Published in Nature communications - 23 May 2018

Collet C, Thomassin JL, Francetic O, Genevaux P, Tran Van Nhieu G

Link to Pubmed [PMID] – 29795186

Link to DOI – 10.1038/s41467-018-04414-2

Nat Commun 2018 May; 9(1): 2027

Many bacterial proteins require specific subcellular localization for function. How Escherichia coli proteins localize at one pole, however, is still not understood. Here, we show that the DnaK (HSP70) chaperone controls unipolar localization of the Shigella IpaC type III secretion substrate. While preventing the formation of lethal IpaC aggregates, DnaK promoted the incorporation of IpaC into large and dynamic complexes (LDCs) restricted at the bacterial pole through nucleoid occlusion.

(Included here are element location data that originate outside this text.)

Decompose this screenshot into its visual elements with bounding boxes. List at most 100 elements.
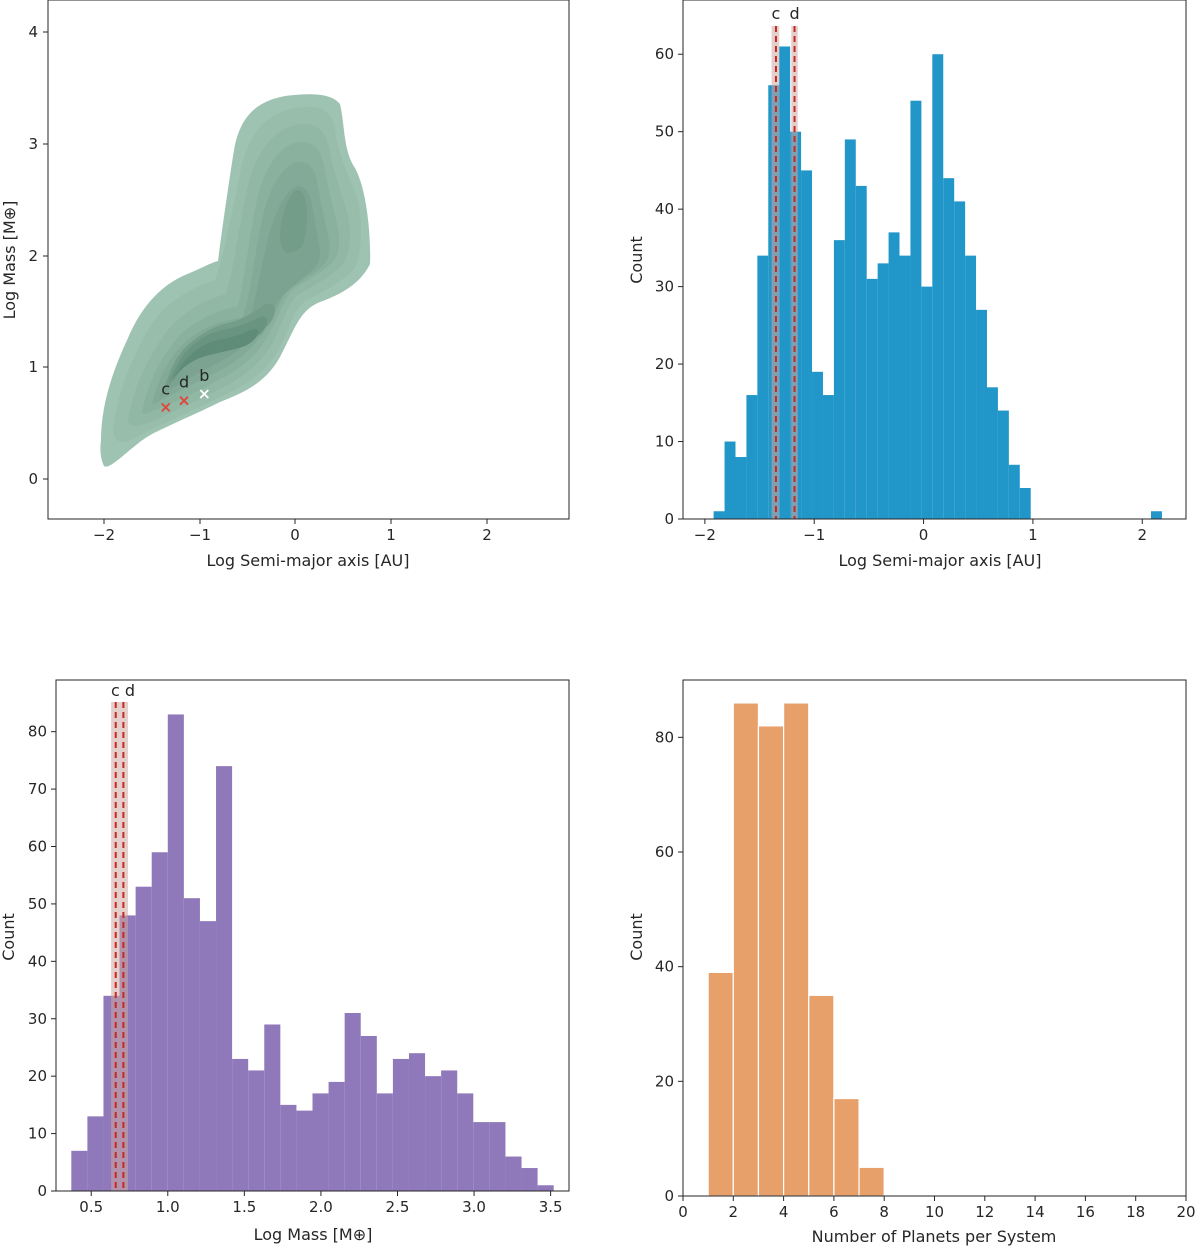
mass-ytick-label: 30	[28, 1010, 47, 1028]
planets-xtick-label: 14	[1026, 1203, 1045, 1221]
mass-ytick-label: 70	[28, 780, 47, 798]
sma-bar	[921, 286, 933, 519]
planets-xtick-label: 4	[779, 1203, 789, 1221]
mass-ytick-label: 0	[37, 1182, 47, 1200]
planets-ylabel: Count	[627, 913, 646, 961]
planet-marker-d: d	[179, 373, 189, 406]
mass-xtick-label: 2.0	[309, 1198, 333, 1216]
mass-cd-label: c d	[111, 681, 135, 700]
mass-bar	[183, 898, 200, 1191]
planets-xtick-label: 12	[975, 1203, 994, 1221]
mass-bar	[521, 1168, 538, 1191]
sma-bar	[746, 395, 758, 519]
planet-marker-cross	[179, 396, 189, 406]
sma-xtick-label: −1	[803, 526, 825, 544]
sma-bar	[1151, 511, 1162, 519]
mass-bar	[232, 1058, 249, 1191]
mass-bar	[441, 1070, 458, 1191]
sma-bar	[877, 263, 889, 519]
mass-bar	[360, 1035, 377, 1191]
planets-bar	[757, 725, 785, 1197]
mass-xtick-label: 3.5	[539, 1198, 563, 1216]
planets-xtick-label: 10	[925, 1203, 944, 1221]
planets-xtick-label: 16	[1076, 1203, 1095, 1221]
planet-marker-cross	[161, 402, 171, 413]
planets-bar	[707, 971, 734, 1197]
mass-xtick-label: 3.0	[462, 1198, 486, 1216]
mass-ytick-label: 50	[28, 895, 47, 913]
planets-bar	[808, 994, 835, 1197]
mass-bars	[71, 714, 554, 1191]
sma-bar	[844, 139, 856, 519]
planet-marker-label: d	[179, 373, 189, 392]
kde-ytick-label: 2	[28, 247, 38, 265]
mass-ylabel: Count	[0, 913, 18, 961]
kde-xtick-label: −1	[189, 526, 211, 544]
mass-bar	[296, 1110, 313, 1191]
sma-bar	[757, 255, 769, 519]
sma-bar	[866, 278, 878, 519]
planets-ytick-label: 80	[655, 728, 674, 746]
planets-ytick-label: 20	[655, 1072, 674, 1090]
kde-density	[100, 94, 371, 467]
sma-bar	[986, 387, 998, 519]
kde-contour-9	[172, 328, 258, 382]
sma-bar	[735, 457, 747, 519]
sma-ytick-label: 50	[655, 123, 674, 141]
kde-ylabel: Log Mass [M⊕]	[0, 201, 19, 320]
planets-histogram-panel: 0 2 4 6 8 10 12 14 16 18 20 0 20 40 60 80 Number of Pl…	[627, 679, 1196, 1246]
sma-bar	[910, 100, 922, 520]
planets-bar	[782, 702, 810, 1197]
planets-xtick-label: 8	[879, 1203, 889, 1221]
mass-bar	[248, 1070, 265, 1191]
planets-bars	[707, 702, 885, 1197]
mass-histogram-panel: 0.5 1.0 1.5 2.0 2.5 3.0 3.5 01020304050607080 …	[0, 679, 570, 1244]
planet-marker-label: b	[199, 366, 209, 385]
mass-ytick-label: 10	[28, 1125, 47, 1143]
mass-bar	[489, 1122, 506, 1191]
sma-bar	[954, 201, 966, 519]
sma-bar	[899, 255, 911, 519]
mass-xticks: 0.5 1.0 1.5 2.0 2.5 3.0 3.5	[79, 1191, 563, 1216]
planets-ytick-label: 0	[664, 1187, 674, 1205]
mass-xtick-label: 1.5	[232, 1198, 256, 1216]
sma-bar	[855, 185, 867, 519]
kde-xtick-label: −2	[93, 526, 115, 544]
sma-bar	[965, 255, 977, 519]
sma-ylabel: Count	[627, 236, 646, 284]
planets-xtick-label: 18	[1126, 1203, 1145, 1221]
sma-ytick-label: 20	[655, 355, 674, 373]
planets-bar	[858, 1166, 885, 1197]
sma-bar	[888, 232, 900, 519]
mass-axes-frame	[55, 679, 570, 1192]
sma-xtick-label: 2	[1137, 526, 1147, 544]
planets-ytick-label: 40	[655, 958, 674, 976]
mass-planet-lines	[111, 702, 128, 1191]
sma-bar	[812, 371, 823, 519]
kde-xlabel: Log Semi-major axis [AU]	[206, 551, 409, 570]
sma-bar	[724, 441, 736, 519]
sma-bar	[833, 240, 845, 519]
planets-xtick-label: 0	[678, 1203, 688, 1221]
mass-bar	[392, 1058, 409, 1191]
sma-yticks: 0 10 20 30 40 50 60	[655, 45, 683, 528]
sma-bar	[943, 178, 955, 519]
sma-bar	[976, 309, 987, 519]
planet-marker-c: c	[161, 379, 171, 413]
mass-bar	[344, 1013, 361, 1191]
mass-bar	[87, 1116, 104, 1191]
sma-ytick-label: 0	[664, 510, 674, 528]
mass-bar	[457, 1093, 474, 1191]
mass-bar	[505, 1156, 522, 1191]
mass-xtick-label: 1.0	[156, 1198, 180, 1216]
planet-c-band	[771, 26, 780, 519]
planets-xticks: 0 2 4 6 8 10 12 14 16 18 20	[678, 1196, 1196, 1221]
planet-marker-label: c	[161, 379, 170, 398]
sma-xlabel: Log Semi-major axis [AU]	[838, 551, 1041, 570]
sma-xtick-label: −2	[694, 526, 716, 544]
mass-bar	[425, 1076, 442, 1191]
mass-bar	[376, 1093, 393, 1191]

Unlike stable polymers and aggregates, LDCs show dynamic behavior indicating that nucleoid occlusion also applies to complexes formed through transient interactions. Fluorescence recovery after photobleaching analysis shows DnaK-IpaC exchanges between opposite poles and DnaKJE-mediated incorporation of immature substrates in LDCs. These findings reveal a key role for LDCs as reservoirs of functional DnaK-substrates that can be rapidly mobilized for secretion triggered upon bacterial contact with host cells.